To help administer that, I suggest using the config map we already use to configure the HAProxy Kubernetes Ingress Controller and adding a new key called custom annotations. Fortunately, this is a space only administrators can edit, so we can ensure that people who at least know what they're doing can edit it.
Imagine we have two keys in there — max-body-size-bytes and max-body-size-deny-status — like two custom annotations, maybe some validations, a default value, and most importantly, a templating snippet. I used a Go template here, but I don't really care. Just having a templating engine there is important. Then you can say, "Okay, if the annotation even has a value, then please render this and put the annotation value there, plus the annotation value of the other annotation elsewhere."

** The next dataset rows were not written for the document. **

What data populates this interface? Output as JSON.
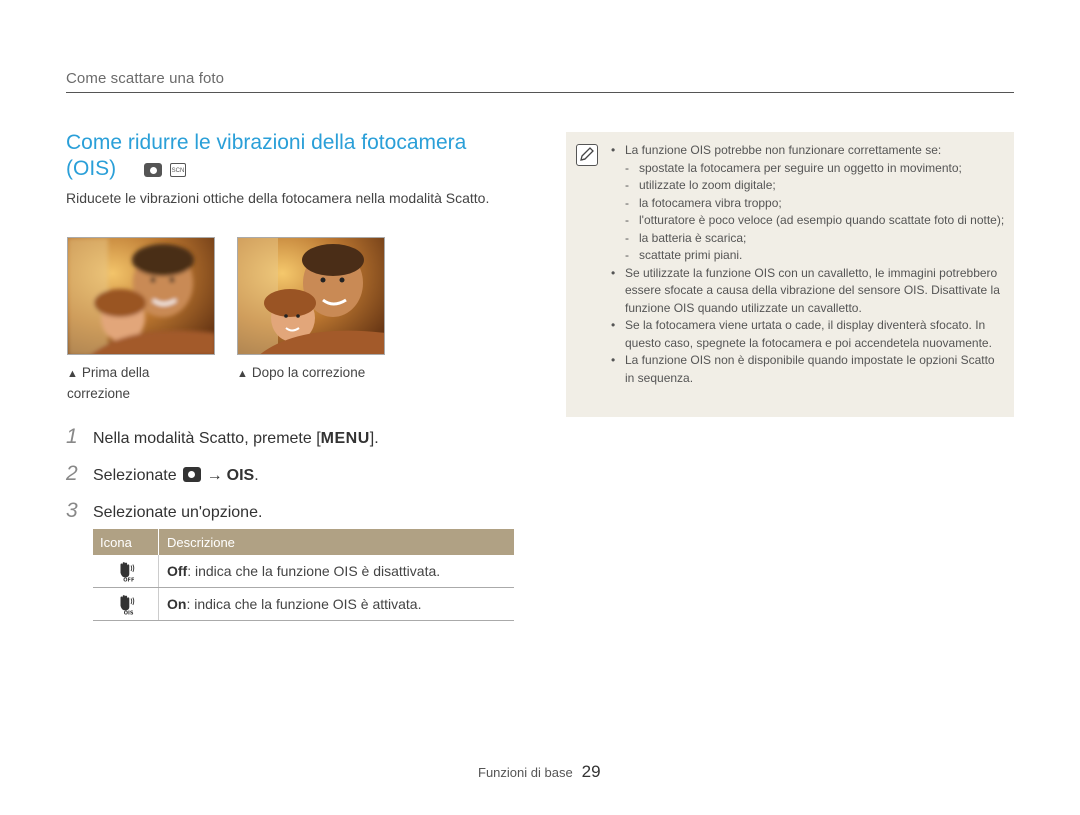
{
  "header": {
    "section_title": "Come scattare una foto"
  },
  "main": {
    "title": "Come ridurre le vibrazioni della fotocamera (OIS)",
    "mode_icons": [
      "camera-program-icon",
      "scene-mode-icon"
    ],
    "intro": "Riducete le vibrazioni ottiche della fotocamera nella modalità Scatto.",
    "photos": [
      {
        "caption_marker": "▲",
        "caption": "Prima della correzione"
      },
      {
        "caption_marker": "▲",
        "caption": "Dopo la correzione"
      }
    ],
    "steps": [
      {
        "num": "1",
        "text_before": "Nella modalità Scatto, premete [",
        "key": "MENU",
        "text_after": "]."
      },
      {
        "num": "2",
        "text_before": "Selezionate",
        "arrow": "→",
        "option": "OIS",
        "text_after": "."
      },
      {
        "num": "3",
        "text": "Selezionate un'opzione."
      }
    ],
    "table": {
      "headers": [
        "Icona",
        "Descrizione"
      ],
      "rows": [
        {
          "icon": "ois-off-hand-icon",
          "term": "Off",
          "desc": ": indica che la funzione OIS è disattivata."
        },
        {
          "icon": "ois-on-hand-icon",
          "term": "On",
          "desc": ": indica che la funzione OIS è attivata."
        }
      ]
    }
  },
  "note": {
    "icon": "note-pencil-icon",
    "bullet1": "La funzione OIS potrebbe non funzionare correttamente se:",
    "subitems": [
      "spostate la fotocamera per seguire un oggetto in movimento;",
      "utilizzate lo zoom digitale;",
      "la fotocamera vibra troppo;",
      "l'otturatore è poco veloce (ad esempio quando scattate foto di notte);",
      "la batteria è scarica;",
      "scattate primi piani."
    ],
    "bullet2": "Se utilizzate la funzione OIS con un cavalletto, le immagini potrebbero essere sfocate a causa della vibrazione del sensore OIS. Disattivate la funzione OIS quando utilizzate un cavalletto.",
    "bullet3": "Se la fotocamera viene urtata o cade, il display diventerà sfocato. In questo caso, spegnete la fotocamera e poi accendetela nuovamente.",
    "bullet4": "La funzione OIS non è disponibile quando impostate le opzioni Scatto in sequenza."
  },
  "footer": {
    "label": "Funzioni di base",
    "page": "29"
  }
}
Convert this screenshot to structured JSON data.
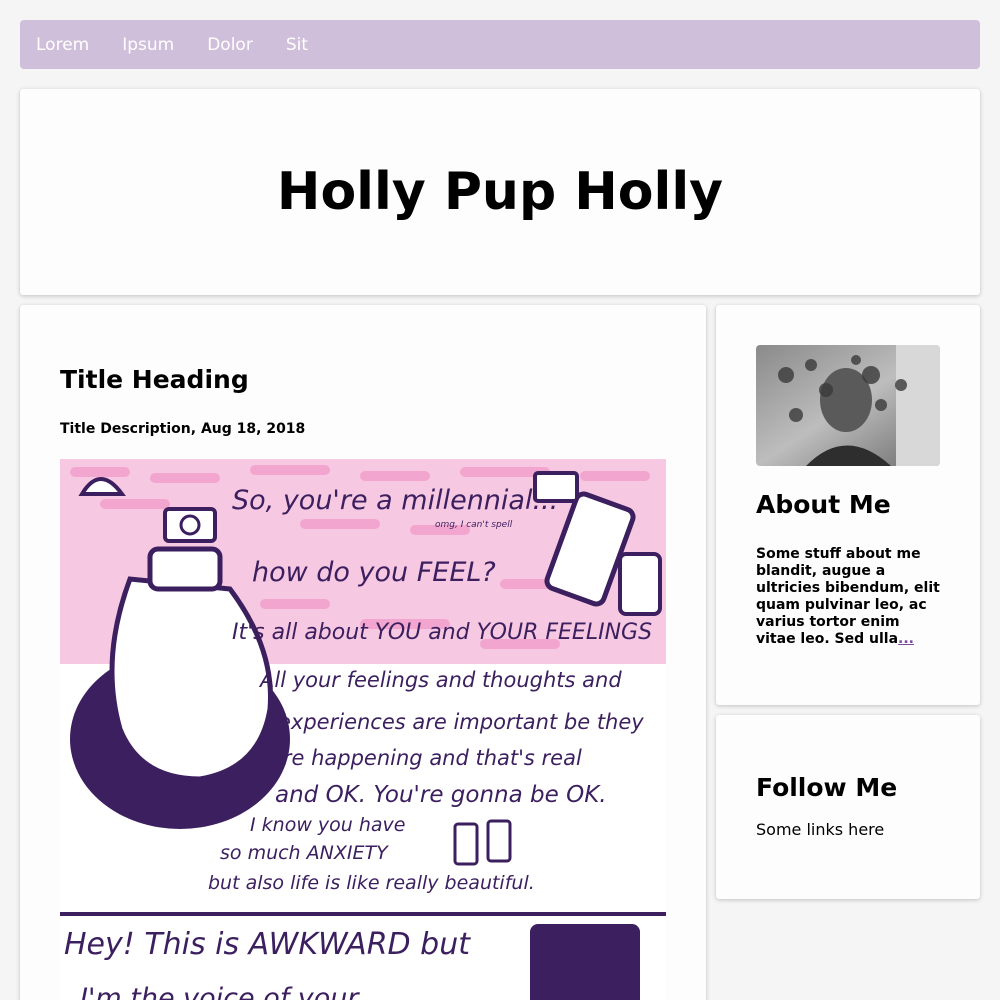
{
  "nav": {
    "items": [
      {
        "label": "Lorem"
      },
      {
        "label": "Ipsum"
      },
      {
        "label": "Dolor"
      },
      {
        "label": "Sit"
      }
    ]
  },
  "header": {
    "title": "Holly Pup Holly"
  },
  "main": {
    "title": "Title Heading",
    "description": "Title Description, Aug 18, 2018",
    "art_text": {
      "line1": "So, you're a millennial...",
      "note": "omg, I can't spell",
      "line2": "how do you FEEL?",
      "line3": "It's all about YOU and YOUR FEELINGS",
      "line4": "All your feelings and thoughts and",
      "line5": "experiences are important be they",
      "line6": "are happening and that's real",
      "line7": "and OK. You're gonna be OK.",
      "line8": "I know you have",
      "line9": "so much ANXIETY",
      "line10": "but also life is like really beautiful.",
      "line11": "Hey! This is AWKWARD but",
      "line12": "I'm the voice of your"
    },
    "colors": {
      "ink": "#3b1f5e",
      "pink": "#f2a6cf"
    }
  },
  "about": {
    "title": "About Me",
    "text": "Some stuff about me blandit, augue a ultricies bibendum, elit quam pulvinar leo, ac varius tortor enim vitae leo. Sed ulla",
    "more": "..."
  },
  "follow": {
    "title": "Follow Me",
    "text": "Some links here"
  }
}
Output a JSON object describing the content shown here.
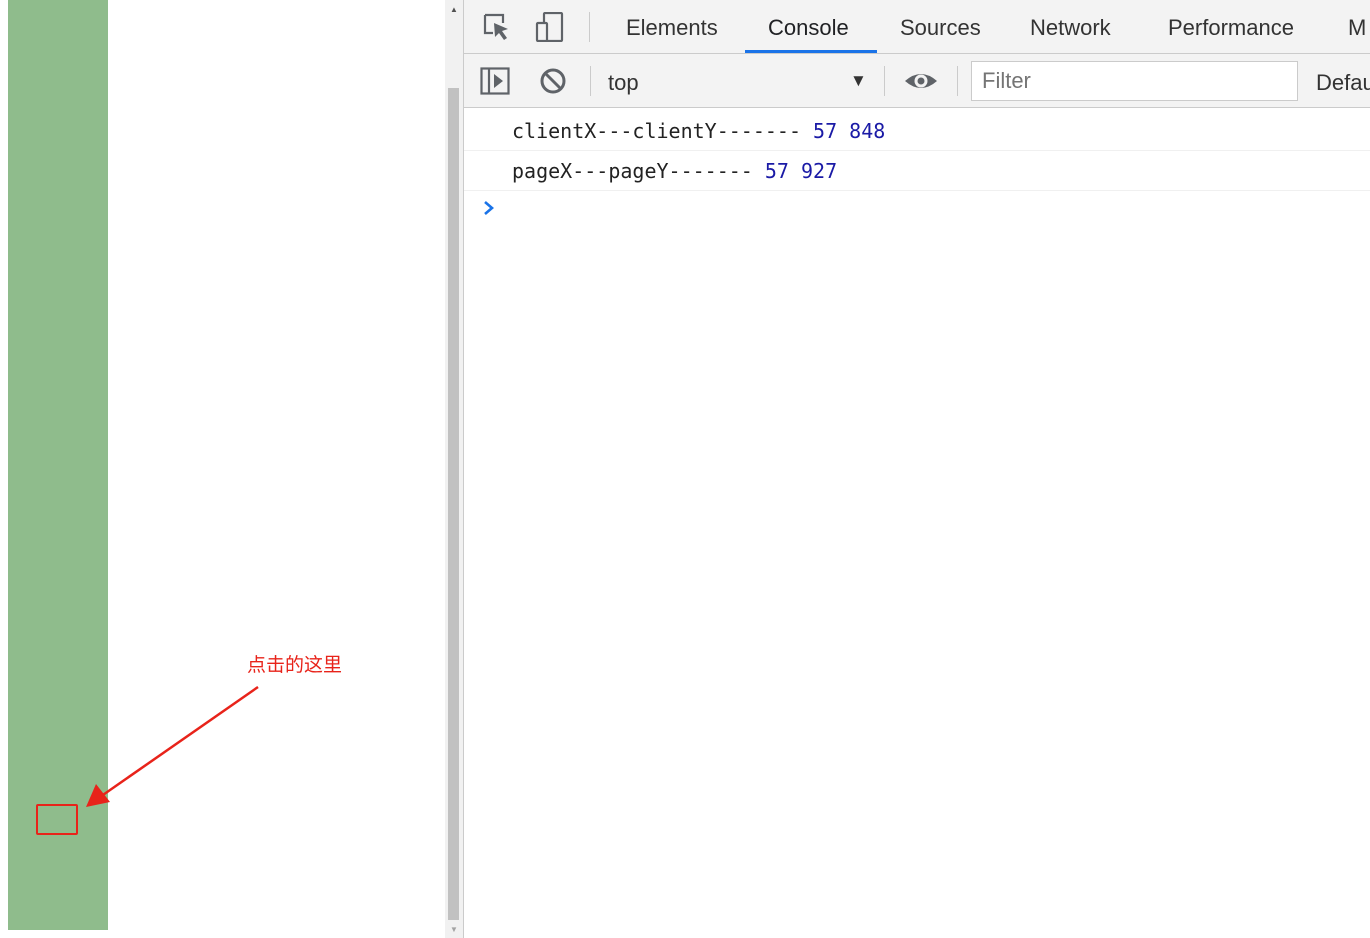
{
  "page": {
    "annotation_text": "点击的这里",
    "colors": {
      "bar": "#8fbc8c",
      "annotation": "#e8231a"
    }
  },
  "scrollbar": {
    "up_icon": "triangle-up-icon",
    "down_icon": "triangle-down-icon"
  },
  "devtools": {
    "tabs": [
      {
        "label": "Elements"
      },
      {
        "label": "Console",
        "active": true
      },
      {
        "label": "Sources"
      },
      {
        "label": "Network"
      },
      {
        "label": "Performance"
      },
      {
        "label": "M"
      }
    ],
    "toolbar": {
      "context": "top",
      "filter_placeholder": "Filter",
      "levels": "Default levels"
    },
    "console": {
      "lines": [
        {
          "text": "clientX---clientY-------",
          "values": [
            "57",
            "848"
          ]
        },
        {
          "text": "pageX---pageY-------",
          "values": [
            "57",
            "927"
          ]
        }
      ]
    },
    "colors": {
      "accent": "#1a73e8",
      "number": "#1a1aa6"
    }
  }
}
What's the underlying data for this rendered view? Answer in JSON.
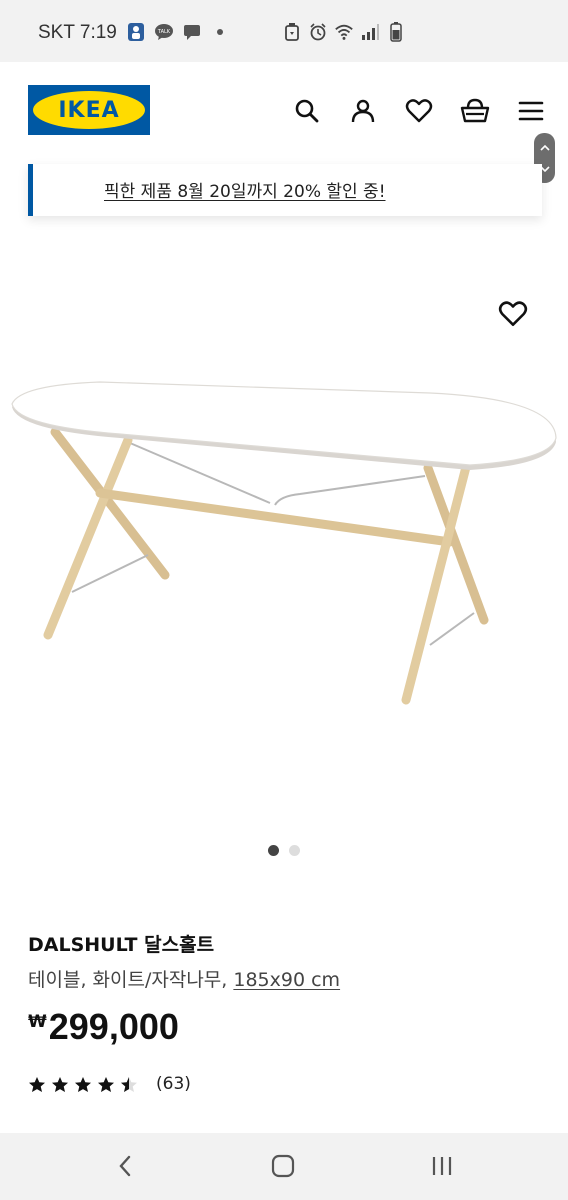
{
  "status_bar": {
    "time": "SKT 7:19",
    "left_icons": [
      "person-app-icon",
      "kakaotalk-icon",
      "message-icon",
      "dot-icon"
    ],
    "right_icons": [
      "recycle-icon",
      "alarm-icon",
      "wifi-icon",
      "signal-icon",
      "battery-icon"
    ]
  },
  "header": {
    "logo_text": "IKEA",
    "icons": [
      "search-icon",
      "user-icon",
      "heart-icon",
      "basket-icon",
      "menu-icon"
    ]
  },
  "promo": {
    "text": "픽한 제품 8월 20일까지 20% 할인 중!"
  },
  "gallery": {
    "total": 2,
    "active_index": 0
  },
  "product": {
    "name": "DALSHULT 달스홀트",
    "desc_main": "테이블, 화이트/자작나무, ",
    "desc_dim": "185x90 cm",
    "currency": "₩",
    "price": "299,000",
    "rating": 4.5,
    "rating_count": "(63)"
  },
  "colors": {
    "brand_blue": "#0058a3",
    "brand_yellow": "#ffdb00"
  }
}
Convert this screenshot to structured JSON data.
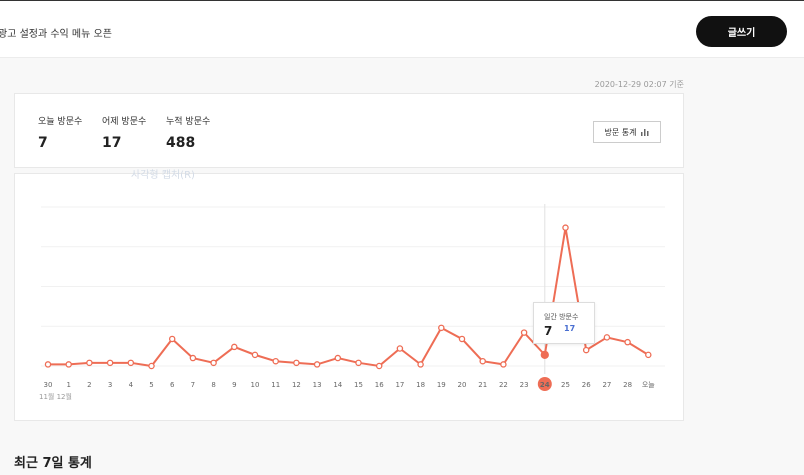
{
  "header": {
    "title": "광고 설정과 수익 메뉴 오픈",
    "write_label": "글쓰기"
  },
  "timestamp": "2020-12-29 02:07 기준",
  "stats": [
    {
      "label": "오늘 방문수",
      "value": "7"
    },
    {
      "label": "어제 방문수",
      "value": "17"
    },
    {
      "label": "누적 방문수",
      "value": "488"
    }
  ],
  "stats_button": {
    "label": "방문 통계",
    "icon": "bar-chart-icon"
  },
  "ghost_text": "사각형 캡처(R)",
  "tooltip": {
    "label": "일간 방문수",
    "value": "7",
    "change": "17"
  },
  "month_label": "11월 12월",
  "section_title": "최근 7일 통계",
  "colors": {
    "line": "#ee6d55",
    "accent": "#4a6fd1"
  },
  "chart_data": {
    "type": "line",
    "categories": [
      "30",
      "1",
      "2",
      "3",
      "4",
      "5",
      "6",
      "7",
      "8",
      "9",
      "10",
      "11",
      "12",
      "13",
      "14",
      "15",
      "16",
      "17",
      "18",
      "19",
      "20",
      "21",
      "22",
      "23",
      "24",
      "25",
      "26",
      "27",
      "28",
      "오늘"
    ],
    "values": [
      1,
      1,
      2,
      2,
      2,
      0,
      17,
      5,
      2,
      12,
      7,
      3,
      2,
      1,
      5,
      2,
      0,
      11,
      1,
      24,
      17,
      3,
      1,
      21,
      7,
      87,
      10,
      18,
      15,
      7
    ],
    "highlight": "24",
    "ylim": [
      0,
      100
    ]
  }
}
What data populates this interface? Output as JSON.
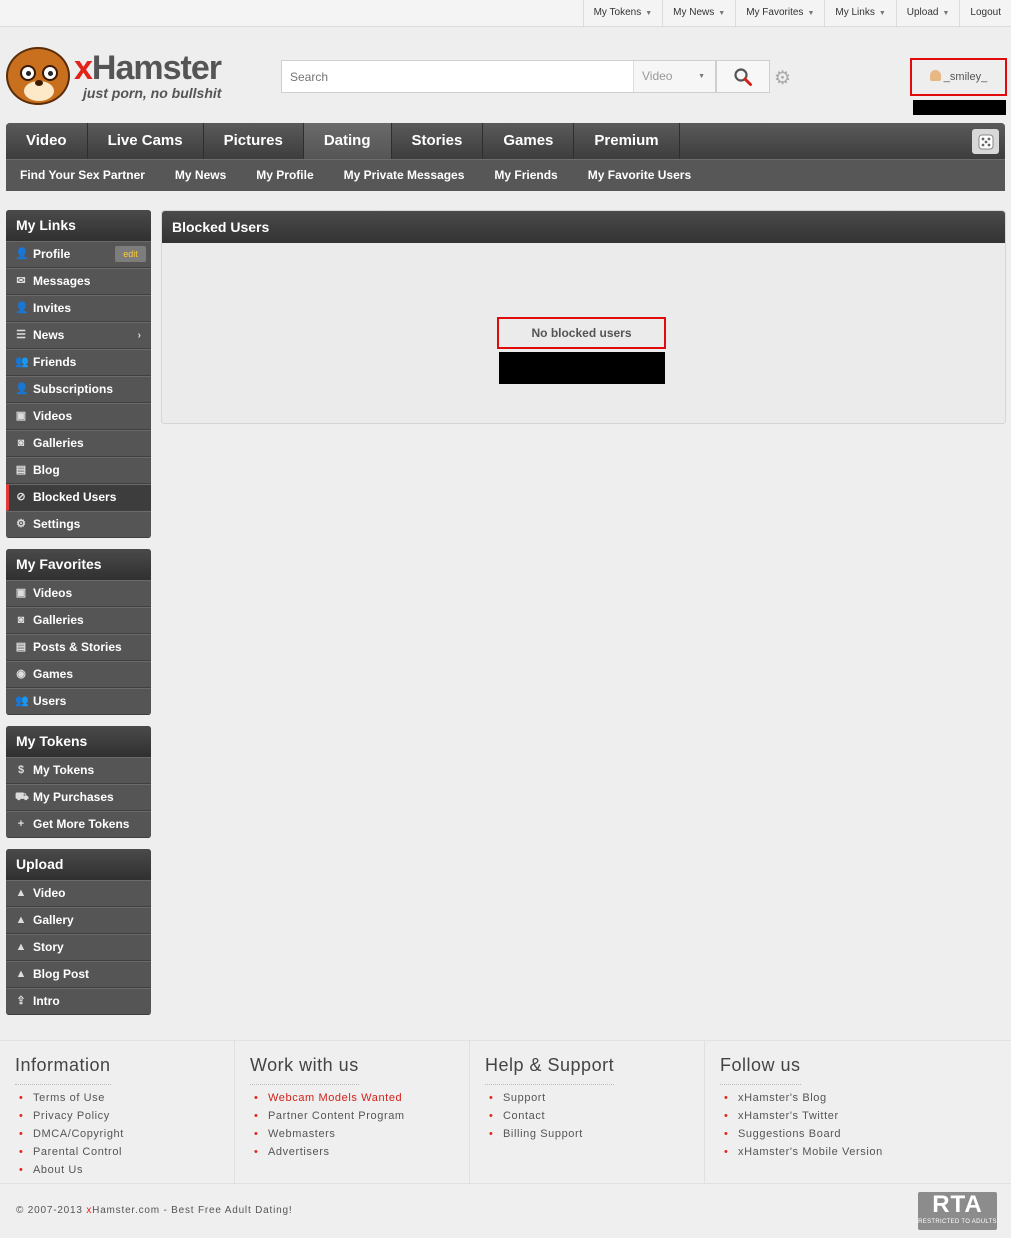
{
  "topbar": {
    "items": [
      {
        "label": "My Tokens",
        "caret": true
      },
      {
        "label": "My News",
        "caret": true
      },
      {
        "label": "My Favorites",
        "caret": true
      },
      {
        "label": "My Links",
        "caret": true
      },
      {
        "label": "Upload",
        "caret": true
      },
      {
        "label": "Logout",
        "caret": false
      }
    ]
  },
  "header": {
    "logo_x": "x",
    "logo_name": "Hamster",
    "logo_tagline": "just porn, no bullshit",
    "search_placeholder": "Search",
    "search_scope": "Video",
    "username": "_smiley_"
  },
  "mainnav": {
    "tabs": [
      "Video",
      "Live Cams",
      "Pictures",
      "Dating",
      "Stories",
      "Games",
      "Premium"
    ],
    "active_tab": "Dating",
    "subitems": [
      "Find Your Sex Partner",
      "My News",
      "My Profile",
      "My Private Messages",
      "My Friends",
      "My Favorite Users"
    ]
  },
  "sidebar": {
    "links_title": "My Links",
    "links": [
      {
        "label": "Profile",
        "icon": "user-icon",
        "edit": "edit"
      },
      {
        "label": "Messages",
        "icon": "envelope-icon"
      },
      {
        "label": "Invites",
        "icon": "user-plus-icon"
      },
      {
        "label": "News",
        "icon": "news-icon",
        "arrow": "›"
      },
      {
        "label": "Friends",
        "icon": "friends-icon"
      },
      {
        "label": "Subscriptions",
        "icon": "subscriptions-icon"
      },
      {
        "label": "Videos",
        "icon": "video-camera-icon"
      },
      {
        "label": "Galleries",
        "icon": "camera-icon"
      },
      {
        "label": "Blog",
        "icon": "blog-icon"
      },
      {
        "label": "Blocked Users",
        "icon": "block-icon",
        "active": true
      },
      {
        "label": "Settings",
        "icon": "gear-icon"
      }
    ],
    "favorites_title": "My Favorites",
    "favorites": [
      {
        "label": "Videos",
        "icon": "video-camera-icon"
      },
      {
        "label": "Galleries",
        "icon": "camera-icon"
      },
      {
        "label": "Posts & Stories",
        "icon": "posts-icon"
      },
      {
        "label": "Games",
        "icon": "gamepad-icon"
      },
      {
        "label": "Users",
        "icon": "users-icon"
      }
    ],
    "tokens_title": "My Tokens",
    "tokens": [
      {
        "label": "My Tokens",
        "icon": "token-icon"
      },
      {
        "label": "My Purchases",
        "icon": "cart-icon"
      },
      {
        "label": "Get More Tokens",
        "icon": "add-token-icon"
      }
    ],
    "upload_title": "Upload",
    "upload": [
      {
        "label": "Video",
        "icon": "upload-video-icon"
      },
      {
        "label": "Gallery",
        "icon": "upload-gallery-icon"
      },
      {
        "label": "Story",
        "icon": "upload-story-icon"
      },
      {
        "label": "Blog Post",
        "icon": "upload-blog-icon"
      },
      {
        "label": "Intro",
        "icon": "upload-intro-icon"
      }
    ]
  },
  "content": {
    "title": "Blocked Users",
    "empty_message": "No blocked users"
  },
  "footer": {
    "columns": [
      {
        "title": "Information",
        "links": [
          "Terms of Use",
          "Privacy Policy",
          "DMCA/Copyright",
          "Parental Control",
          "About Us"
        ]
      },
      {
        "title": "Work with us",
        "links": [
          "Webcam Models Wanted",
          "Partner Content Program",
          "Webmasters",
          "Advertisers"
        ],
        "highlight_first": true
      },
      {
        "title": "Help & Support",
        "links": [
          "Support",
          "Contact",
          "Billing Support"
        ]
      },
      {
        "title": "Follow us",
        "links": [
          "xHamster's Blog",
          "xHamster's Twitter",
          "Suggestions Board",
          "xHamster's Mobile Version"
        ]
      }
    ],
    "copyright_pre": "© 2007-2013 ",
    "copyright_x": "x",
    "copyright_post": "Hamster.com - Best Free Adult Dating!",
    "rta_big": "RTA",
    "rta_small": "RESTRICTED TO ADULTS"
  },
  "colors": {
    "accent": "#e2231a",
    "nav_bg": "#4a4a4a",
    "highlight_border": "#e10b0b"
  }
}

The other annotation doesn't have a template, but it has a regex validator where you can monitor for 4xx status codes that make sense. Of course, this is just a suggestion of how something similar could look.
In the end, we would like to offer our developers a simple and safe-to-use interface to unlock the full potential of HAProxy. Plus, there are so many use cases no HAProxy developer even thinks about, and I'm confronted with them every day. It's very unlikely that all of them would get implemented upstream because some only make sense for us, and nobody else.
Next, we have customized access logging, and we may want to add a field, but we want it JSON encoded so it can be put into a JSON field in ClickHouse. Or maybe we're using Global Profiling Engine, but it's not officially supported yet within Kubernetes Ingress Controller (for example), so we do it ourselves. Then you need to modify different variables to actually make the rate limiting work. This could also be exposed via custom annotations.
Recently, I looked at the canary deployment feature, and you have to add an annotation on the service. People are used to using annotations with ingress. I don't think every Helm chart at DeepL even has a feature for adding annotations to services, so we would have to re-implement it. Those could be potential use cases for something like this.
Ultimately, operators could ban backend config snippets and selectively expose functionality they deem safe. In turn, HAProxy Technologies could remove itself as the bottleneck for exposing new HAProxy options. As I said, it's probably never going to happen where every functionality is exposed as a combination of annotations — as far as we know. Maybe somebody will prove me wrong in the next ten minutes, but I don't think any other ingress controller actually offers this feature.
Alright, that's it! Thank you very much.